Уилбурн посмотрел на него.
– Я не думаю, что я… – начал он.
– Взять на себя заботу о шахте. О людях, которым она принадлежит. Которые вложили в нее деньги. Которые будут платить вам зарплату, пока вы будете ее отрабатывать. Мне плевать, хорошо или плохо вы разбираетесь в хирургии и фармакологии, да хоть бы вы вообще ни черта в этом не понимали, мне плевать, сколько там у вас ученых степеней и где вы их получили.

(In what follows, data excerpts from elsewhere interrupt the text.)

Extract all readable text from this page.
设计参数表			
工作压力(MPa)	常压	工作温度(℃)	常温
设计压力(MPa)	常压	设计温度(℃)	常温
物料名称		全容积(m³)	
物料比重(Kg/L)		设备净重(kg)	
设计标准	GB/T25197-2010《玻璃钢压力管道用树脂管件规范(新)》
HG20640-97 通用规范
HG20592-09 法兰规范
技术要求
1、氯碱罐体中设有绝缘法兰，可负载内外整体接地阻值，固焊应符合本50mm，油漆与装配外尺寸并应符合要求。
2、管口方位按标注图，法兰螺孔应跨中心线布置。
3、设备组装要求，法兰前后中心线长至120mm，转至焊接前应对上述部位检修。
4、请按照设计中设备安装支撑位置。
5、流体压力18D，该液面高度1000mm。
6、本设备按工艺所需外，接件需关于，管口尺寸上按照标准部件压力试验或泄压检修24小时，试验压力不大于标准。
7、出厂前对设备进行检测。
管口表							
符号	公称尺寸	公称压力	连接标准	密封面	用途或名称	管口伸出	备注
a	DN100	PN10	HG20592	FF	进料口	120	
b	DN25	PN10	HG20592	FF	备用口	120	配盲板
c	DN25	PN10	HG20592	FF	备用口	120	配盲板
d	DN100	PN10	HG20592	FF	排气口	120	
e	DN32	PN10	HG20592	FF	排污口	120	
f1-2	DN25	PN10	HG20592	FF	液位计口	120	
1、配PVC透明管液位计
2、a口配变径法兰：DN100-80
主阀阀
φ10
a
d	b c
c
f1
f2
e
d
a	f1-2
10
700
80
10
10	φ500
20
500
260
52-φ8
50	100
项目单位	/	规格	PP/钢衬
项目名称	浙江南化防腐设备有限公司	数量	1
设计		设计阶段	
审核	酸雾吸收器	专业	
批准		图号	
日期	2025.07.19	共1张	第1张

И всем остальным там тоже будет плевать на это; там нет инспекторской службы, которая захочет увидеть вашу лицензию. Я хочу знать, можно ли на вас положиться, сможете ли вы защитить шахту, компанию. От всяких неожиданностей. От исков итальяшек с лопатой или кайлом в руках, от чумазых обезьян тяни-толкаев, от косоглазых кидай-дальше, которые могут вздумать поцарапать ножку или ручку, чтобы выторговать у компании пенсию или обратный билет до Кантона или Гонконга.
– Ах так, – сказал Уилбурн. – Понимаю. Да. Это я могу.
– Хорошо. Вам сразу же выдадут деньги на дорогу до места. Платить вам будут… – Он назвал сумму.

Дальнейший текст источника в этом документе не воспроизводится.